Review: Dragon Quest Heroes II offers hordes of fun
Connection. Dragon Quest Heroes II strives for a cohesive world with lands between towns and battles, for cooperative combat with friends and against large foes, and for compassionate, effusive personalities that interact with energy and wit. It doesn’t want to be a series of battle maps in menus, but rather an experience that feels complete and inseparable.
Don’t worry, though: you can still hit a bunch of monsters with oversized weapons.


In many ways, Dragon Quest Heroes II feels like a game reaching for its inspiration, trying hard on multiple fronts to feel more like an RPG than its predecessor. A simple hub airship is swapped out for a somewhat-larger castle city, maps are held together by wild traversal areas with wandering enemies and paths and generally it wants you to walk to places and talk to NPCs a lot more. This is effective at its goal, for better or worse; it introduces some of the tedium of those experiences, but it also makes for a game that’s more Dragon Quest-like.
In many ways, Dragon Quest Heroes II feels like a game reaching for its inspiration, trying hard on multiple fronts to feel more like an RPG than its predecessor.


It also steps up the action, with a focus on multiplayer combat. There are bigger enemies that take a lot of time and skill to defeat, seemingly perfect for calling in friends for full four-player fights. It also wants these to be fun, with monster medals now coming in a number of new varieties that can serve as buffs or even full time-limited monster transformations. Fights are now way more frantic, and as a result, certainly less monotonous.

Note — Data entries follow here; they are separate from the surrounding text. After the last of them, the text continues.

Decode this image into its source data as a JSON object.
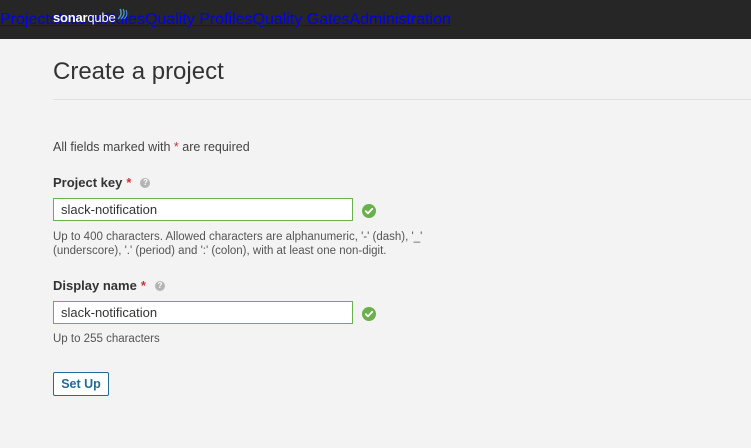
{
  "header": {
    "logo": {
      "sonar": "sonar",
      "qube": "qube"
    },
    "nav": [
      {
        "label": "Projects"
      },
      {
        "label": "Issues"
      },
      {
        "label": "Rules"
      },
      {
        "label": "Quality Profiles"
      },
      {
        "label": "Quality Gates"
      },
      {
        "label": "Administration"
      }
    ]
  },
  "page": {
    "title": "Create a project",
    "required_note_before": "All fields marked with",
    "required_star": "*",
    "required_note_after": "are required"
  },
  "form": {
    "project_key": {
      "label": "Project key",
      "star": "*",
      "help_icon": "?",
      "value": "slack-notification",
      "hint_line1": "Up to 400 characters. Allowed characters are alphanumeric, '-' (dash), '_'",
      "hint_line2": "(underscore), '.' (period) and ':' (colon), with at least one non-digit."
    },
    "display_name": {
      "label": "Display name",
      "star": "*",
      "help_icon": "?",
      "value": "slack-notification",
      "hint": "Up to 255 characters"
    },
    "submit_label": "Set Up"
  },
  "colors": {
    "topbar": "#262626",
    "valid": "#6ab04c",
    "required": "#d02f3a",
    "primary": "#236a97"
  }
}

Even without friends, there’s a lot of combat to manage here. The full cast of characters seems to be somewhat less popularity-driven this time out, with some smart additions and subtractions made to eliminate redundancy and add new options. This new combat balance makes healing much more crucial, and you can bring in venerable adventurer Torneko to do just that. Or you could opt for Meena, a ranged unit who’ll be torn to shreds if you’re not careful but offers more tactical assistance and crowd control than our portly merchant friend. Kiryl’s an option, too, dropping basically all offensive capability in favor of survivability. You could also try to get by without any of them, carefully building a team by spending points on individual healing abilities. But you need someone! The same goes for ranged attacks, magic and pure melee power. You have a few paths to each one (including changing the class of the protagonists to your choice), and those choices can be interesting.
Where the game takes a step back is in its battle strategy. In an effort to feel more like an RPG, it builds maps about sticking together and fighting through corridors, so how you fight an enemy essentially supersedes which enemies to fight and when. The new, crazy monster medals drown out the old, minion-spawning ones that you’d use in a tower defense-like way that really added a tactical layer to the first game. And that’ll be missed.

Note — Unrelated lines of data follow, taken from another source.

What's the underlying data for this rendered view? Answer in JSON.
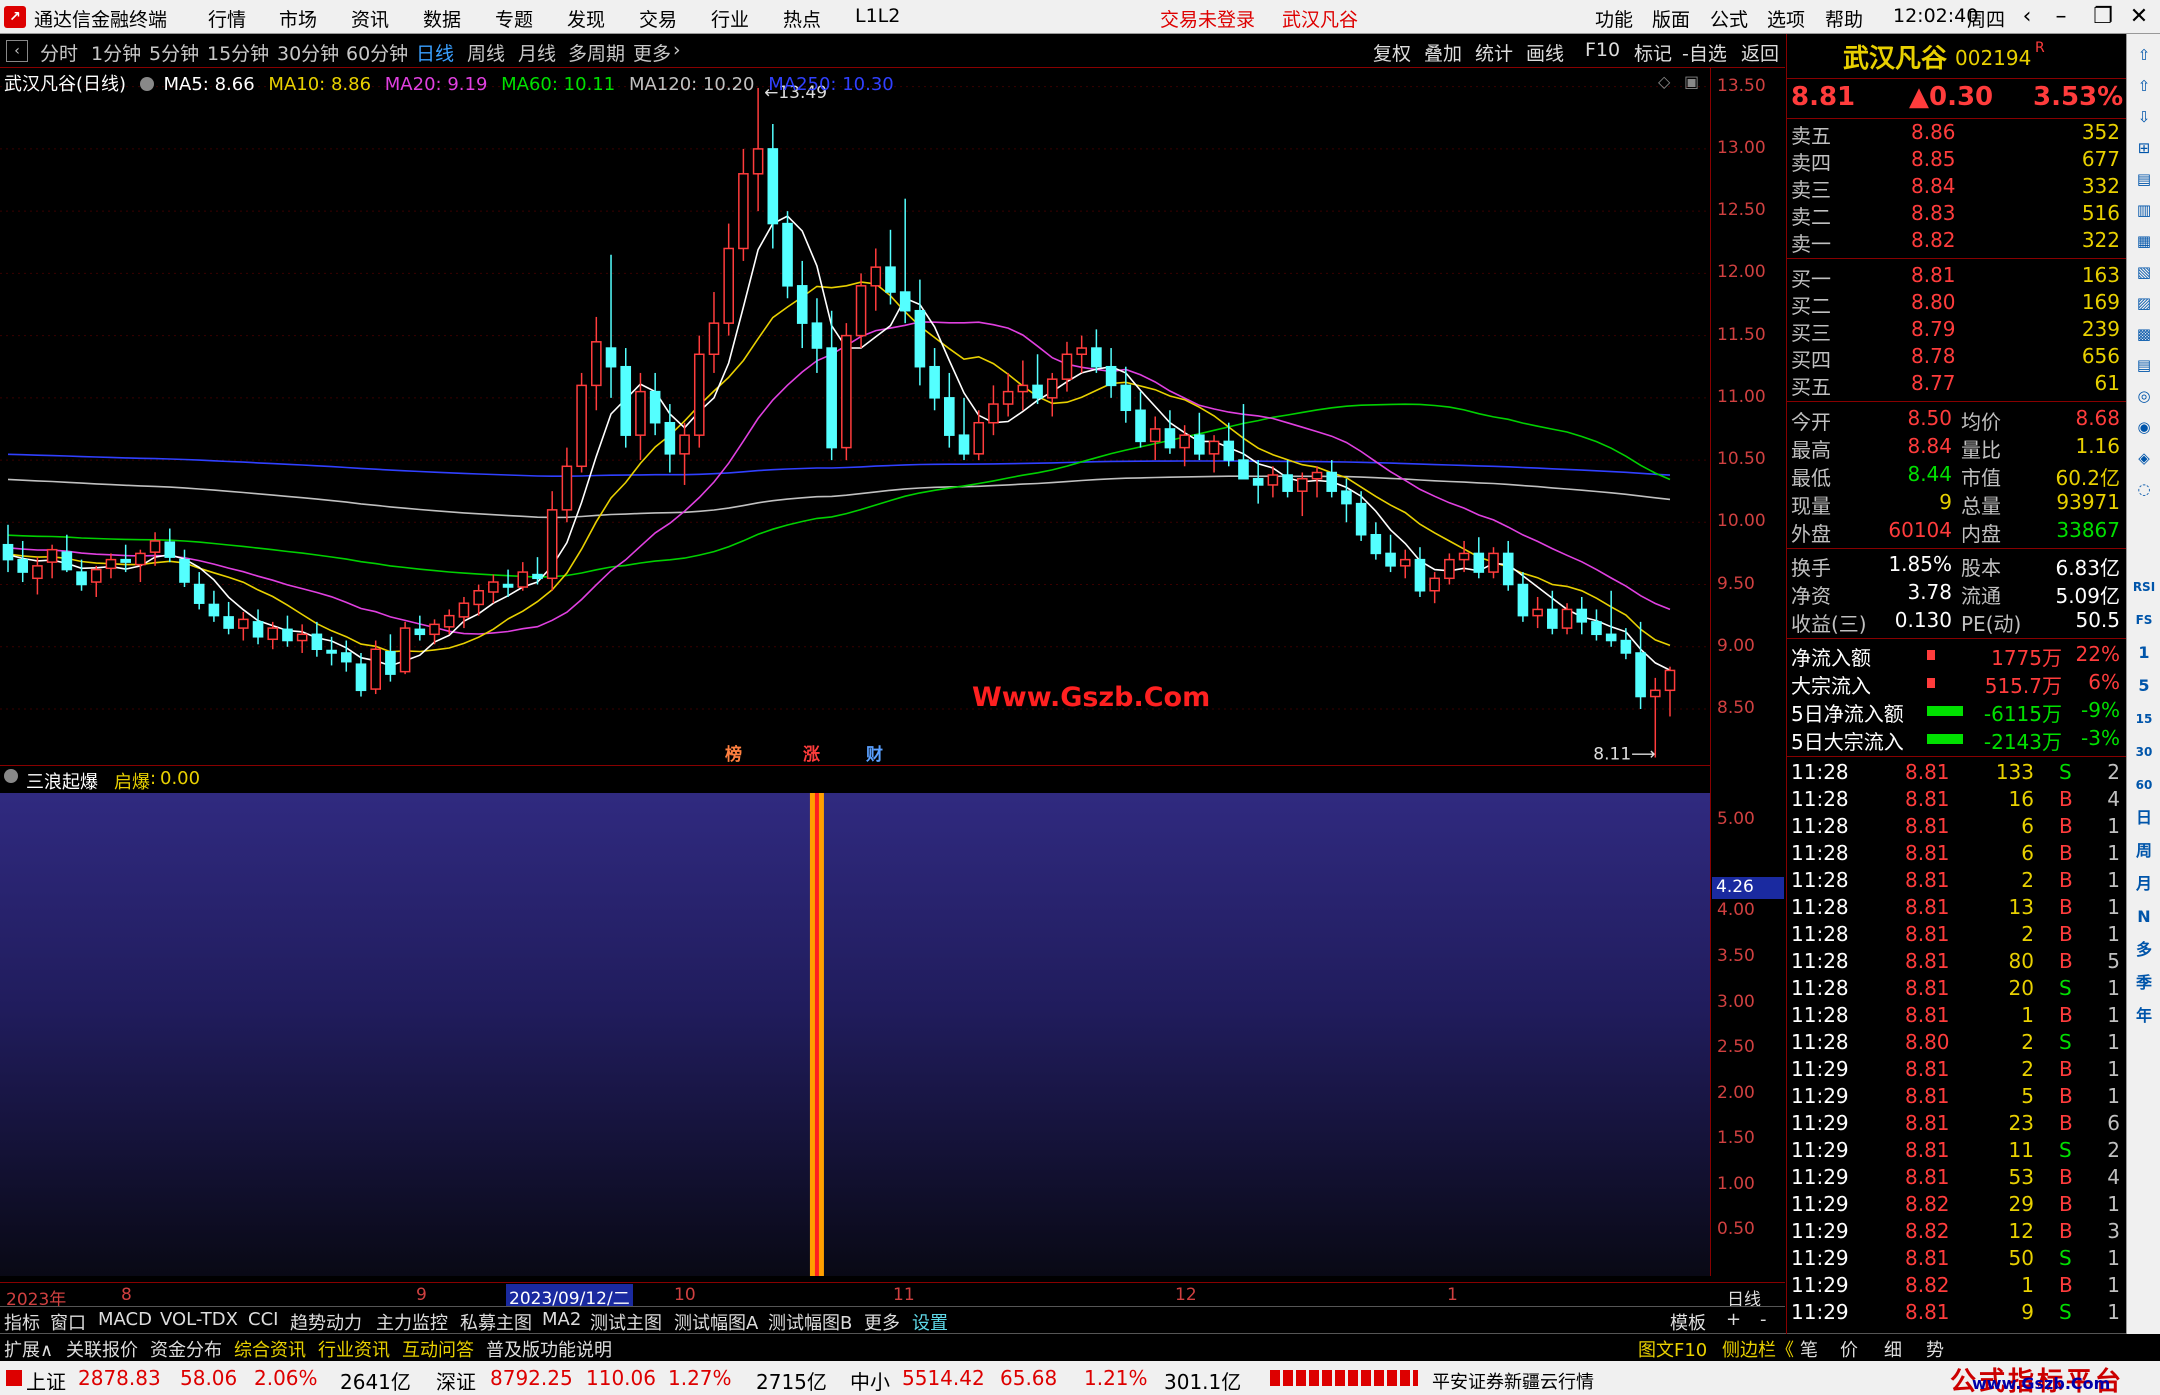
{
  "app": {
    "title": "通达信金融终端",
    "login_status": "交易未登录",
    "stock_name_menu": "武汉凡谷",
    "time": "12:02:40",
    "weekday": "周四"
  },
  "menu": [
    "行情",
    "市场",
    "资讯",
    "数据",
    "专题",
    "发现",
    "交易",
    "行业",
    "热点",
    "L1L2"
  ],
  "menu_right": [
    "功能",
    "版面",
    "公式",
    "选项",
    "帮助"
  ],
  "periods": [
    "分时",
    "1分钟",
    "5分钟",
    "15分钟",
    "30分钟",
    "60分钟",
    "日线",
    "周线",
    "月线",
    "多周期",
    "更多"
  ],
  "active_period": "日线",
  "toolbar_right": [
    "复权",
    "叠加",
    "统计",
    "画线",
    "F10",
    "标记",
    "-自选",
    "返回"
  ],
  "legend": {
    "title": "武汉凡谷(日线)",
    "ma5": "MA5: 8.66",
    "ma10": "MA10: 8.86",
    "ma20": "MA20: 9.19",
    "ma60": "MA60: 10.11",
    "ma120": "MA120: 10.20",
    "ma250": "MA250: 10.30"
  },
  "colors": {
    "up": "#ff3c3c",
    "down": "#54ffff",
    "ma5": "#ffffff",
    "ma10": "#e8d000",
    "ma20": "#e040e0",
    "ma60": "#00d000",
    "ma120": "#c0c0c0",
    "ma250": "#3040ff",
    "indicator_bar": "#ffa000"
  },
  "chart_data": {
    "type": "candlestick",
    "yticks": [
      "13.50",
      "13.00",
      "12.50",
      "12.00",
      "11.50",
      "11.00",
      "10.50",
      "10.00",
      "9.50",
      "9.00",
      "8.50"
    ],
    "ylim": [
      8.05,
      13.65
    ],
    "high_label": "13.49",
    "low_label": "8.11",
    "watermark": "Www.Gszb.Com",
    "markers": [
      {
        "text": "榜",
        "color": "#ff8040"
      },
      {
        "text": "涨",
        "color": "#ff3c3c"
      },
      {
        "text": "财",
        "color": "#5aa0ff"
      }
    ],
    "ohlc": [
      [
        9.82,
        9.98,
        9.6,
        9.7
      ],
      [
        9.7,
        9.85,
        9.52,
        9.6
      ],
      [
        9.55,
        9.72,
        9.42,
        9.65
      ],
      [
        9.68,
        9.82,
        9.55,
        9.78
      ],
      [
        9.76,
        9.9,
        9.6,
        9.62
      ],
      [
        9.6,
        9.7,
        9.45,
        9.5
      ],
      [
        9.52,
        9.65,
        9.4,
        9.62
      ],
      [
        9.63,
        9.75,
        9.55,
        9.7
      ],
      [
        9.7,
        9.82,
        9.6,
        9.68
      ],
      [
        9.66,
        9.78,
        9.52,
        9.75
      ],
      [
        9.76,
        9.92,
        9.65,
        9.85
      ],
      [
        9.84,
        9.95,
        9.68,
        9.72
      ],
      [
        9.7,
        9.78,
        9.48,
        9.52
      ],
      [
        9.5,
        9.6,
        9.3,
        9.35
      ],
      [
        9.34,
        9.45,
        9.2,
        9.25
      ],
      [
        9.24,
        9.36,
        9.1,
        9.15
      ],
      [
        9.15,
        9.28,
        9.05,
        9.22
      ],
      [
        9.2,
        9.3,
        9.02,
        9.08
      ],
      [
        9.06,
        9.2,
        8.98,
        9.15
      ],
      [
        9.14,
        9.25,
        9.0,
        9.05
      ],
      [
        9.05,
        9.18,
        8.95,
        9.1
      ],
      [
        9.1,
        9.2,
        8.92,
        8.98
      ],
      [
        8.97,
        9.08,
        8.85,
        8.95
      ],
      [
        8.95,
        9.05,
        8.8,
        8.88
      ],
      [
        8.86,
        8.95,
        8.6,
        8.65
      ],
      [
        8.66,
        9.05,
        8.62,
        8.98
      ],
      [
        8.96,
        9.1,
        8.72,
        8.78
      ],
      [
        8.8,
        9.2,
        8.78,
        9.15
      ],
      [
        9.14,
        9.25,
        9.05,
        9.1
      ],
      [
        9.1,
        9.22,
        9.02,
        9.18
      ],
      [
        9.16,
        9.3,
        9.1,
        9.25
      ],
      [
        9.24,
        9.4,
        9.15,
        9.35
      ],
      [
        9.34,
        9.5,
        9.25,
        9.45
      ],
      [
        9.44,
        9.58,
        9.35,
        9.52
      ],
      [
        9.5,
        9.62,
        9.4,
        9.48
      ],
      [
        9.48,
        9.68,
        9.45,
        9.6
      ],
      [
        9.58,
        9.72,
        9.5,
        9.55
      ],
      [
        9.55,
        10.25,
        9.45,
        10.1
      ],
      [
        10.1,
        10.6,
        10.0,
        10.45
      ],
      [
        10.45,
        11.2,
        10.4,
        11.1
      ],
      [
        11.1,
        11.65,
        10.9,
        11.45
      ],
      [
        11.4,
        12.15,
        11.0,
        11.25
      ],
      [
        11.25,
        11.4,
        10.6,
        10.7
      ],
      [
        10.7,
        11.2,
        10.5,
        11.05
      ],
      [
        11.05,
        11.2,
        10.7,
        10.8
      ],
      [
        10.8,
        10.95,
        10.4,
        10.55
      ],
      [
        10.55,
        10.8,
        10.3,
        10.7
      ],
      [
        10.7,
        11.5,
        10.6,
        11.35
      ],
      [
        11.35,
        11.85,
        11.2,
        11.6
      ],
      [
        11.6,
        12.4,
        11.5,
        12.2
      ],
      [
        12.2,
        13.0,
        12.1,
        12.8
      ],
      [
        12.8,
        13.49,
        12.5,
        13.0
      ],
      [
        13.0,
        13.2,
        12.2,
        12.4
      ],
      [
        12.4,
        12.5,
        11.8,
        11.9
      ],
      [
        11.9,
        12.1,
        11.4,
        11.6
      ],
      [
        11.6,
        11.8,
        11.2,
        11.4
      ],
      [
        11.4,
        11.7,
        10.5,
        10.6
      ],
      [
        10.6,
        11.6,
        10.5,
        11.5
      ],
      [
        11.5,
        12.0,
        11.4,
        11.9
      ],
      [
        11.9,
        12.2,
        11.7,
        12.05
      ],
      [
        12.05,
        12.35,
        11.75,
        11.85
      ],
      [
        11.85,
        12.6,
        11.6,
        11.7
      ],
      [
        11.7,
        11.95,
        11.1,
        11.25
      ],
      [
        11.25,
        11.4,
        10.9,
        11.0
      ],
      [
        11.0,
        11.2,
        10.6,
        10.7
      ],
      [
        10.7,
        11.0,
        10.5,
        10.55
      ],
      [
        10.55,
        10.9,
        10.5,
        10.8
      ],
      [
        10.8,
        11.1,
        10.7,
        10.95
      ],
      [
        10.95,
        11.2,
        10.85,
        11.05
      ],
      [
        11.05,
        11.3,
        10.9,
        11.1
      ],
      [
        11.1,
        11.35,
        10.95,
        11.0
      ],
      [
        11.0,
        11.2,
        10.85,
        11.15
      ],
      [
        11.15,
        11.45,
        11.05,
        11.35
      ],
      [
        11.35,
        11.5,
        11.2,
        11.4
      ],
      [
        11.4,
        11.55,
        11.2,
        11.25
      ],
      [
        11.25,
        11.4,
        11.0,
        11.1
      ],
      [
        11.1,
        11.25,
        10.8,
        10.9
      ],
      [
        10.9,
        11.05,
        10.6,
        10.65
      ],
      [
        10.65,
        10.85,
        10.5,
        10.75
      ],
      [
        10.75,
        10.9,
        10.55,
        10.6
      ],
      [
        10.6,
        10.78,
        10.45,
        10.7
      ],
      [
        10.7,
        10.88,
        10.5,
        10.55
      ],
      [
        10.55,
        10.7,
        10.4,
        10.65
      ],
      [
        10.65,
        10.8,
        10.45,
        10.5
      ],
      [
        10.5,
        10.95,
        10.4,
        10.35
      ],
      [
        10.35,
        10.5,
        10.15,
        10.3
      ],
      [
        10.3,
        10.45,
        10.2,
        10.38
      ],
      [
        10.38,
        10.5,
        10.2,
        10.25
      ],
      [
        10.25,
        10.4,
        10.05,
        10.35
      ],
      [
        10.35,
        10.45,
        10.2,
        10.4
      ],
      [
        10.4,
        10.5,
        10.2,
        10.25
      ],
      [
        10.25,
        10.35,
        10.0,
        10.15
      ],
      [
        10.15,
        10.25,
        9.85,
        9.9
      ],
      [
        9.9,
        10.0,
        9.7,
        9.75
      ],
      [
        9.75,
        9.9,
        9.6,
        9.65
      ],
      [
        9.65,
        9.78,
        9.55,
        9.7
      ],
      [
        9.7,
        9.8,
        9.4,
        9.45
      ],
      [
        9.45,
        9.6,
        9.35,
        9.55
      ],
      [
        9.55,
        9.75,
        9.5,
        9.7
      ],
      [
        9.7,
        9.85,
        9.6,
        9.75
      ],
      [
        9.75,
        9.88,
        9.55,
        9.6
      ],
      [
        9.6,
        9.8,
        9.55,
        9.75
      ],
      [
        9.75,
        9.85,
        9.45,
        9.5
      ],
      [
        9.5,
        9.6,
        9.2,
        9.25
      ],
      [
        9.25,
        9.4,
        9.15,
        9.3
      ],
      [
        9.3,
        9.45,
        9.1,
        9.15
      ],
      [
        9.15,
        9.35,
        9.1,
        9.3
      ],
      [
        9.3,
        9.4,
        9.1,
        9.2
      ],
      [
        9.2,
        9.3,
        9.05,
        9.1
      ],
      [
        9.1,
        9.45,
        9.0,
        9.05
      ],
      [
        9.05,
        9.15,
        8.9,
        8.95
      ],
      [
        8.95,
        9.2,
        8.5,
        8.6
      ],
      [
        8.6,
        8.75,
        8.11,
        8.65
      ],
      [
        8.65,
        8.84,
        8.44,
        8.81
      ]
    ],
    "indicator": {
      "name": "三浪起爆",
      "label": "启爆",
      "value": "0.00",
      "yticks": [
        "5.00",
        "4.00",
        "3.50",
        "3.00",
        "2.50",
        "2.00",
        "1.50",
        "1.00",
        "0.50"
      ],
      "current_label": "4.26",
      "current_value": 4.26,
      "ylim": [
        0,
        5.3
      ],
      "signal_index": 55
    }
  },
  "xaxis": {
    "labels": [
      "2023年",
      "8",
      "9",
      "2023/09/12/二",
      "10",
      "11",
      "12",
      "1"
    ],
    "period": "日线"
  },
  "indicator_tabs": [
    "指标",
    "窗口",
    "MACD",
    "VOL-TDX",
    "CCI",
    "趋势动力",
    "主力监控",
    "私募主图",
    "MA2",
    "测试主图",
    "测试幅图A",
    "测试幅图B",
    "更多",
    "设置"
  ],
  "indicator_tabs_right": [
    "模板",
    "+",
    "-"
  ],
  "bottom_tabs": [
    "扩展∧",
    "关联报价",
    "资金分布",
    "综合资讯",
    "行业资讯",
    "互动问答",
    "普及版功能说明"
  ],
  "bottom_tabs_right": [
    "图文F10",
    "侧边栏《",
    "笔",
    "价",
    "细",
    "势"
  ],
  "status": {
    "sh": {
      "label": "上证",
      "price": "2878.83",
      "chg": "58.06",
      "pct": "2.06%",
      "amt": "2641亿"
    },
    "sz": {
      "label": "深证",
      "price": "8792.25",
      "chg": "110.06",
      "pct": "1.27%",
      "amt": "2715亿"
    },
    "zx": {
      "label": "中小",
      "price": "5514.42",
      "chg": "65.68",
      "pct": "1.21%",
      "amt": "301.1亿"
    },
    "broker": "平安证券新疆云行情",
    "watermark": "公式指标平台",
    "watermark_url": "www.Gszb.Com"
  },
  "quote": {
    "name": "武汉凡谷",
    "code": "002194",
    "flag": "R",
    "price": "8.81",
    "change": "▲0.30",
    "pct": "3.53%",
    "asks": [
      [
        "卖五",
        "8.86",
        "352"
      ],
      [
        "卖四",
        "8.85",
        "677"
      ],
      [
        "卖三",
        "8.84",
        "332"
      ],
      [
        "卖二",
        "8.83",
        "516"
      ],
      [
        "卖一",
        "8.82",
        "322"
      ]
    ],
    "bids": [
      [
        "买一",
        "8.81",
        "163"
      ],
      [
        "买二",
        "8.80",
        "169"
      ],
      [
        "买三",
        "8.79",
        "239"
      ],
      [
        "买四",
        "8.78",
        "656"
      ],
      [
        "买五",
        "8.77",
        "61"
      ]
    ],
    "stats": [
      [
        "今开",
        "8.50",
        "均价",
        "8.68"
      ],
      [
        "最高",
        "8.84",
        "量比",
        "1.16"
      ],
      [
        "最低",
        "8.44",
        "市值",
        "60.2亿"
      ],
      [
        "现量",
        "9",
        "总量",
        "93971"
      ],
      [
        "外盘",
        "60104",
        "内盘",
        "33867"
      ]
    ],
    "stats2": [
      [
        "换手",
        "1.85%",
        "股本",
        "6.83亿"
      ],
      [
        "净资",
        "3.78",
        "流通",
        "5.09亿"
      ],
      [
        "收益(三)",
        "0.130",
        "PE(动)",
        "50.5"
      ]
    ],
    "flows": [
      [
        "净流入额",
        "1775万",
        "22%"
      ],
      [
        "大宗流入",
        "515.7万",
        "6%"
      ],
      [
        "5日净流入额",
        "-6115万",
        "-9%"
      ],
      [
        "5日大宗流入",
        "-2143万",
        "-3%"
      ]
    ],
    "ticks": [
      [
        "11:28",
        "8.81",
        "133",
        "S",
        "2"
      ],
      [
        "11:28",
        "8.81",
        "16",
        "B",
        "4"
      ],
      [
        "11:28",
        "8.81",
        "6",
        "B",
        "1"
      ],
      [
        "11:28",
        "8.81",
        "6",
        "B",
        "1"
      ],
      [
        "11:28",
        "8.81",
        "2",
        "B",
        "1"
      ],
      [
        "11:28",
        "8.81",
        "13",
        "B",
        "1"
      ],
      [
        "11:28",
        "8.81",
        "2",
        "B",
        "1"
      ],
      [
        "11:28",
        "8.81",
        "80",
        "B",
        "5"
      ],
      [
        "11:28",
        "8.81",
        "20",
        "S",
        "1"
      ],
      [
        "11:28",
        "8.81",
        "1",
        "B",
        "1"
      ],
      [
        "11:28",
        "8.80",
        "2",
        "S",
        "1"
      ],
      [
        "11:29",
        "8.81",
        "2",
        "B",
        "1"
      ],
      [
        "11:29",
        "8.81",
        "5",
        "B",
        "1"
      ],
      [
        "11:29",
        "8.81",
        "23",
        "B",
        "6"
      ],
      [
        "11:29",
        "8.81",
        "11",
        "S",
        "2"
      ],
      [
        "11:29",
        "8.81",
        "53",
        "B",
        "4"
      ],
      [
        "11:29",
        "8.82",
        "29",
        "B",
        "1"
      ],
      [
        "11:29",
        "8.82",
        "12",
        "B",
        "3"
      ],
      [
        "11:29",
        "8.81",
        "50",
        "S",
        "1"
      ],
      [
        "11:29",
        "8.82",
        "1",
        "B",
        "1"
      ],
      [
        "11:29",
        "8.81",
        "9",
        "S",
        "1"
      ]
    ]
  },
  "toolstrip": [
    "RSI",
    "FS",
    "1",
    "5",
    "15",
    "30",
    "60",
    "日",
    "周",
    "月",
    "N",
    "多",
    "季",
    "年"
  ]
}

Replacing that void is an expanded system of equipment and upgrades, with even more quests and crafting resources and proficiency meters. Heroes II does a good job of making you feel like you’re progressing through these systems, though if you’re ever put in the position of actively working on side quests or leveling up to get the next upgrade, it’s not a great scene. Still, you can feed mini medals to a big Platypunk, and that’s not nothing.
There’s a flippant positivity to the game that really shines through, even with simple prompts and menus, that holds together a game that’s all about characters randomly showing up from other dimensions in an arbitrary fashion.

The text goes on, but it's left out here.